F. Laborde -. Nous allons évidemment parler environnement, risque et catastrophe naturelle, après notamment ce qui vient de se passer dans une partie de la France, le Sud-Ouest, une partie du Centre touchée. Hier, vous êtes allée vous-même dans le Maine-et-Loire, juste après le Conseil des ministres, le Maine-et-Loire qui est aussi votre région d'ailleurs.
- "Tout à fait, elle a été très durement touchée. J'ai eu l'occasion de rencontrer les victimes, c'est très impressionnant, elles ont vécu une nuit véritablement de cauchemar, une nuit d'apocalypse, avec une tempête qui a soufflée de façon très forte. Un jeune homme du Maine-et-Loire est décédé dans le camping de Gennes mais il y a eu des morts également dans les Landes.

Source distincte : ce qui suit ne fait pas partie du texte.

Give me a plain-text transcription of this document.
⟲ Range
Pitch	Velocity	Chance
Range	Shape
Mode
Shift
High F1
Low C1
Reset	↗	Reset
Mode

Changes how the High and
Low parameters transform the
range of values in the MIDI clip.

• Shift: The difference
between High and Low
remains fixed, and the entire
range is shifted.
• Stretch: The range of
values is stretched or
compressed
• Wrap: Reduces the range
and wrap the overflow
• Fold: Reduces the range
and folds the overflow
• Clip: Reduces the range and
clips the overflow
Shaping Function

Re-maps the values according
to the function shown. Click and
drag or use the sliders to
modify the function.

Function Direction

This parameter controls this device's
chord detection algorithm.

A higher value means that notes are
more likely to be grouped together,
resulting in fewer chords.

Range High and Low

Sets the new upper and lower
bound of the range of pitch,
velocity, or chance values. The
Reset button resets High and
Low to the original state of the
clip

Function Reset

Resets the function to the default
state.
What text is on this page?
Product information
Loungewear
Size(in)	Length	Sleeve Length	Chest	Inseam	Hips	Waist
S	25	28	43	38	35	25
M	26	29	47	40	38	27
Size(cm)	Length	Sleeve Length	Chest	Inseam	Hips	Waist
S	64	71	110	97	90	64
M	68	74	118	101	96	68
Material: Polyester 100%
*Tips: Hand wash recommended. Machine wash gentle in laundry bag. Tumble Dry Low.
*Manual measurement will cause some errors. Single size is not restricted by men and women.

Nous avons appris cette nuit qu'une petite fille de deux ans avait succombé suite à la chute d'un arbre dans un camping à Biscarrosse. Evidemment, nos pensées vont vers les victimes. Ce sont souvent des gens modestes qui passaient leurs vacances dans des campings. Il y a aussi des saisonniers, beaucoup de saisonniers, qui s'abritent la nuit sous des tentes. Un certain nombre avait trouvé refuge dans une construction, hélas précaire, et un mur est tombé sur les jeunes : deux jeunes ont été gravement blessés."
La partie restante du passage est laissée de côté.